Un travail acharné pour que les 62 pages de la bande dessinée trouvent une autre aura. "Le champenois est varié, il existe plusieurs variantes. Ici nous avons voulu mettre en avant le patois de la Côte des Bar", ajoute Brice. Logique, puisque la Maison du Folklore est basée à Ailleville (Aube), en plein coeur de ce territoire viticole du sud-est du département. L’impression du tome est aussi made in Champagne-Ardenne, et actuellement en cours à l’Imprimerie de Champagne de Langres. Il est tiré à 3 000 exemplaires. Il n’y en aura pas pour tout le monde.

Un glossaire pour les mots difficiles à traduire

En lisant « agace », « su s’joque » ou encore « entousse » ( traduction en français « pie », « perchoir à pie » et « entorse »), le lecteur, bien que curieux de découvrir ce patois, pourrait être un peu perdu. Alors pour l’aider, un glossaire de 17 pages sera à retrouver à la fin de l’album, pour "les mots vraiment incompréhensibles. Mais l’idée c’est d’essayer de trouver par soi-même !" s’en amuse Brice. Défi lancé aux futurs bouquineurs. Le kinésithérapeute ostéopathe de profession souhaite, à travers ce projet et son association, défendre l’identité champenoise.

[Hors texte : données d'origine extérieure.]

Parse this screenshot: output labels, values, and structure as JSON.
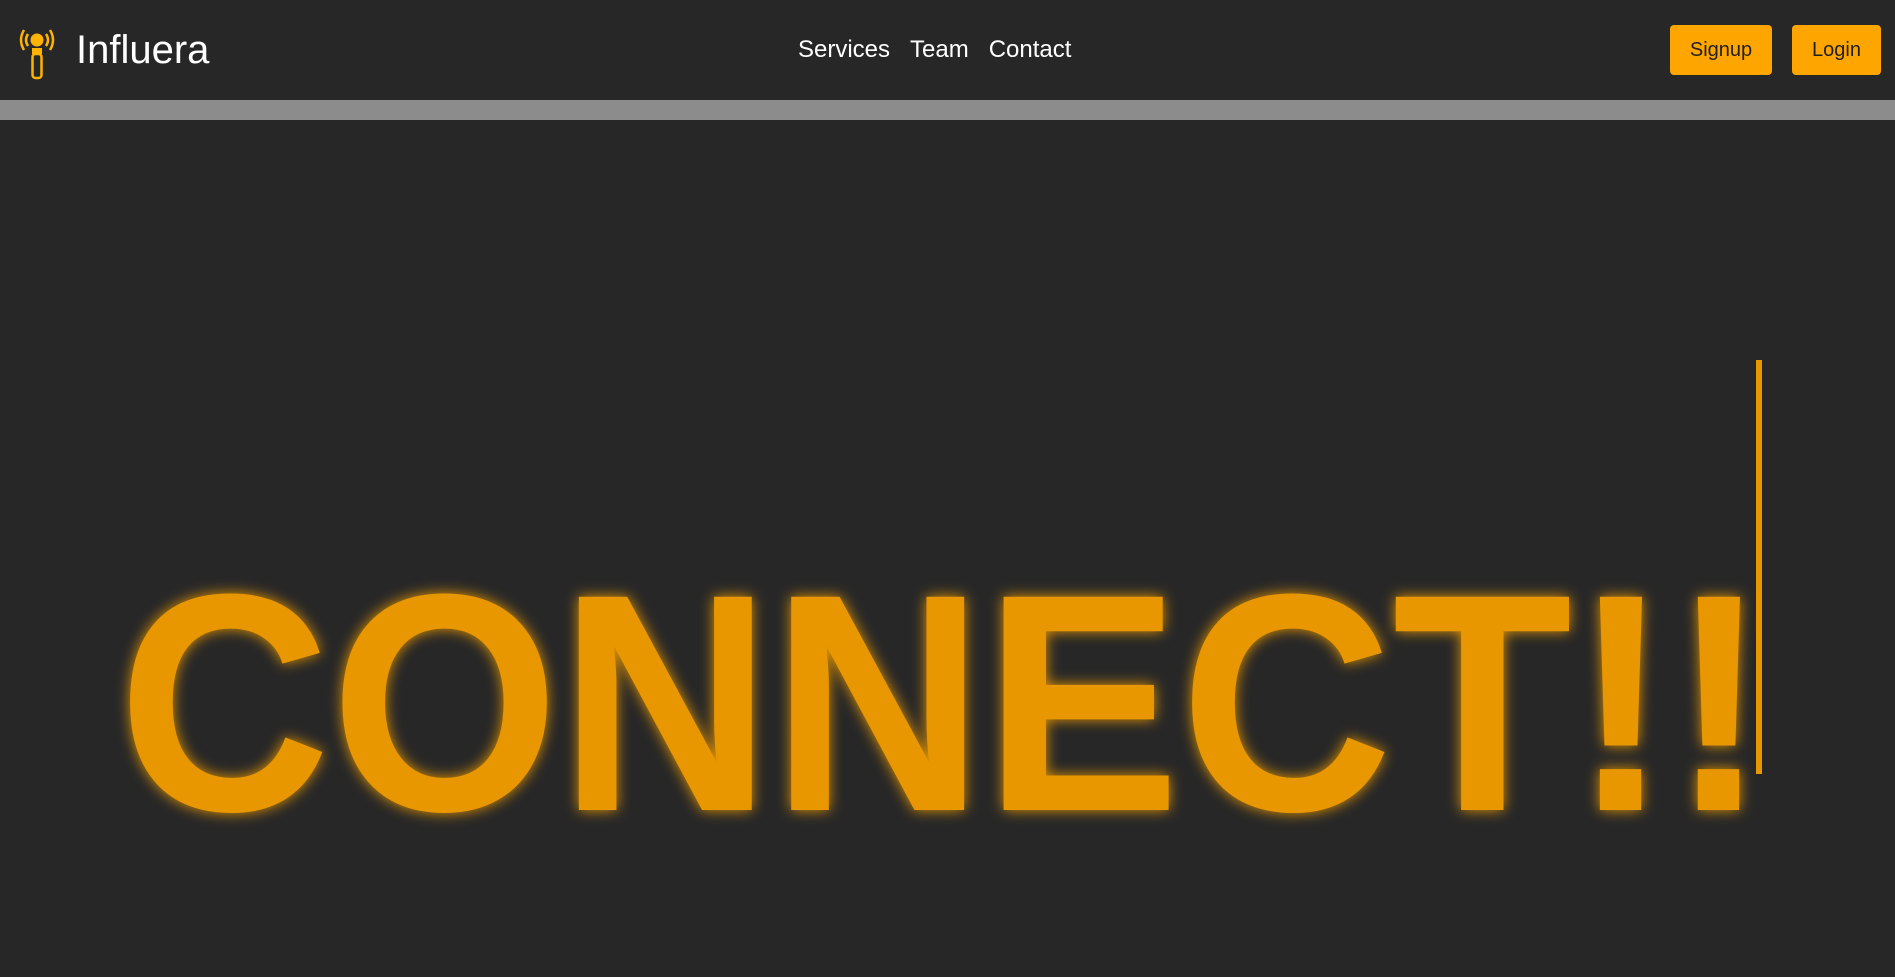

Notre but est simple : défendre la Champagne, les Champenois et l’identité champenoise.

Brice Roborel de Climens

Créée en 2017, l’association rassemble aujourd’hui 1 000 adhérents en Champagne-Ardenne. "Notre but est simple : défendre la Champagne, les Champenois et l'identité champenoise." Pari osé mais pari tenu pour Brice, qui n’a de cesse de multiplier les idées, en plus de les concrétiser. Ateliers, musique traditionnelle, jeu interactif, concours de danse folklorique, magazine trimestriel, les projets s’enchaînent dans le "Petit Moscou" (surnom d’Ailleville) afin de sensibiliser sur l’importance de conserver ce patrimoine.

Et si cela ne lui suffisait pas, Brice a une autre ambition, dédiée à sa commune de 220 habitants : celle de devenir le plus beau village de l’Aube. Pour cela, il a déjà réalisé 14 chantiers de restauration de bâtiments, en utilisant des techniques anciennes. Une motivation sans faille pour que ce village de vignerons du XIXème siècle, quelque peu laissé à l’abandon au fil des années, retrouve de sa superbe.

Los Oreries d’lai Castafiore, sortie mi-novembre. Prix : 13,50 €.